Champlain Broadband Acquires Burlington Telecom

Champlain Broadband, a subsidiary of Schurz Communications has completed the transaction processes to acquire Burlington Telecom. The city Burlington authorities had cleared the approval documents that made the acquisition legal and complete.

Champlain Broadband will now own and operate the telecommunication systems of Burlington Telecom. The deal was worth $30.8 million that the Blue Water Holdings made with the Burlington Telecom.

Burlington Telecom has been a municipally owned and operated advanced fiber optic network serving the city of Burlington, Vermont, since 2003. The company will continue to be managed locally in Burlington and operate under the name Burlington Telecom.

The Vermont Public Utility Commission has approved the sale of Burlington Telecom from the city of Burlington and holding company Blue Water Holdings to Schurz Communications. It will be owned by Schurz’s local affiliate, Champlain Broadband.

The approval came over the objection of a group of residents, who had argued that the PUC should not have approved the sale due to the $16.9 million the city, led by then-mayor Bob Kiss, diverted from city funds to keep Burlington Telecom operating.

Schurz Communications, with its original businesses started from publishing and broadcasting has evolved its business strategy with the purchase of cable, telco, broadband companies in 1968. In February last year, the Schurz Communications had announced that it had acquired leading compliant hybrid cloud provider Online Tech. An additional investment in the cloud infrastructure assets of Neverfail was announced in December 2018 and highlighted the company’s interest in expanding Online Tech’s presence on a global scale, according to the release.

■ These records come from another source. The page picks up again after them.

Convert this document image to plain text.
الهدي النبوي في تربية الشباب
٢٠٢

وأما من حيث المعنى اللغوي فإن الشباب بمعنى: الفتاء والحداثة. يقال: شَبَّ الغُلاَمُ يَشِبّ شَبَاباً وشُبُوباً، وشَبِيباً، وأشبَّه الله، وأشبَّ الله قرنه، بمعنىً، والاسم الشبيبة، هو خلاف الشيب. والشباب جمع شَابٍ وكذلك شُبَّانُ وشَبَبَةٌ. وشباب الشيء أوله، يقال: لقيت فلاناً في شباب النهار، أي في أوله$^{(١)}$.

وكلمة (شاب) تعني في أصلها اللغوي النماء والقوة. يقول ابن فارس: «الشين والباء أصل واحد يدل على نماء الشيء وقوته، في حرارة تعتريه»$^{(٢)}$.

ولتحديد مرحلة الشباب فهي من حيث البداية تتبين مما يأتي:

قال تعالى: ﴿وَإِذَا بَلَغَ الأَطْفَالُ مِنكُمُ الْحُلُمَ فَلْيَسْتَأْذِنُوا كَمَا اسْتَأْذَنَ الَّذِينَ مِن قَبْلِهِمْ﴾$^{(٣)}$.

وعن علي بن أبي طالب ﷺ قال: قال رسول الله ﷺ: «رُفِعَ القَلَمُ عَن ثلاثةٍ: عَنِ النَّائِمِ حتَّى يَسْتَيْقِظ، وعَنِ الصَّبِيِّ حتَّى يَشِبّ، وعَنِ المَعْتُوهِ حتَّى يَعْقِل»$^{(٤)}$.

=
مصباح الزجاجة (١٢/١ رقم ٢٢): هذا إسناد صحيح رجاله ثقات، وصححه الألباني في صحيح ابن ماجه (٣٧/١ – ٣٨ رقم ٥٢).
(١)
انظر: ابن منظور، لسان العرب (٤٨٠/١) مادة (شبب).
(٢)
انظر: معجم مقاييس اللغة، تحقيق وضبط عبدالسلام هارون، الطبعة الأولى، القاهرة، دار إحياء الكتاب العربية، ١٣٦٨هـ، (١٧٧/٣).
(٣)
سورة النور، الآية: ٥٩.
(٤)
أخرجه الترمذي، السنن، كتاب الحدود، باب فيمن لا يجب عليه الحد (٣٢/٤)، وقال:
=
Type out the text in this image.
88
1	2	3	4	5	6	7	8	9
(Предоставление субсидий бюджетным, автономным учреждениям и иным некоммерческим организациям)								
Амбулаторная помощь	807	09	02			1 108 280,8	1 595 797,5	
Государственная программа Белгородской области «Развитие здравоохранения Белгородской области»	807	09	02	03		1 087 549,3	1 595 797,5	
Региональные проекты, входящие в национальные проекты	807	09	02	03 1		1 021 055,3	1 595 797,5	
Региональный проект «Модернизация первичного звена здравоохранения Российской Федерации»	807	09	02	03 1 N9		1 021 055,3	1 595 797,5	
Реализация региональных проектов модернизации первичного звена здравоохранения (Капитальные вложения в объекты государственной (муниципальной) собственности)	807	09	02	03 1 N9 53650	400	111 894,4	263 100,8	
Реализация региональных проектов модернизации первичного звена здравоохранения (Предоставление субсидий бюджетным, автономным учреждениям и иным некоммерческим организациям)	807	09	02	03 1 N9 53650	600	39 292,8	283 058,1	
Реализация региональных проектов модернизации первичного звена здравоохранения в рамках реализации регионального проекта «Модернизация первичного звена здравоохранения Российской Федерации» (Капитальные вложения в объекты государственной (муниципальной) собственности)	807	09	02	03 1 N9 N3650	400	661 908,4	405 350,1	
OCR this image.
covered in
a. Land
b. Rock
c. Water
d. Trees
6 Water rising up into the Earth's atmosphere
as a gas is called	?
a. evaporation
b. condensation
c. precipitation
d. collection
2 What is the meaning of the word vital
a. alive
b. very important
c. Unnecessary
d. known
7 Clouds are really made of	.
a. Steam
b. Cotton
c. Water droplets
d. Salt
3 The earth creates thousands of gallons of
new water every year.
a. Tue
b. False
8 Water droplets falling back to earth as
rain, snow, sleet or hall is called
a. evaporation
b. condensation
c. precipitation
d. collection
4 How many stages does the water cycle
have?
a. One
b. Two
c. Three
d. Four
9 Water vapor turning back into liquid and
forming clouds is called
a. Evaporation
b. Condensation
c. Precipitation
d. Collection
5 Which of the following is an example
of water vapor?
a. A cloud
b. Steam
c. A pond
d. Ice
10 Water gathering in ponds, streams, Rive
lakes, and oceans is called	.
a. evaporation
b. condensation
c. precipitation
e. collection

The city sold Burlington Telecom in 2014 to Lake Champlain Transportation Co. owner Trey Pecor’s Blue Water Holdings, which has leased the assets back to the city. In November 2017 the City Council voted in favor of selling the Burlington Telecom to Indiana-based Schurz Communications in a contentious vote, choosing Schurz over a local co-op and Toronto-based Ting.

The city received approximately $6.3 million from the sale and has the option to purchase up to one-third of membership interests in Champlain. The PUC ruled that city’s charter does not prohibit the city from investing in Champlain.

The citizen intervenors had pointed to language in the city’s charter which states that the PUC should ensure that any and all losses from the business and “any and all costs associated with the investment of cable television, fiber optic, and telecommunications network and telecommunications business-related facilities, are borne by the investors in such a business, and in no event are borne by the City’s taxpayers.”

The commission had issued an order in 2014 resolving the city’s violations of its certificate of public good relating to the $16.9 million of city funds. The commission ruled that since it had resolved the violations in 2014, it did not have the enforcement authority to require the city reimburse taxpayers.

The PUC ruled that the charter does not apply in the way the intervenors claimed it did, and concluded that the sale will allow the city to recoup the maximum portion of proceeds possible at this time.

If the PUC denied the sale, the maximum percentage of the sale the city could recoup under its agreement with Blue Water would decrease. This would lead the city to recoup even less than it does now, the PUC ruled.

Some of those in the top authorities have an opinion that the city should invest in the new company. The city has a year to decide after the closing of the sale whether it wants to invest in BT.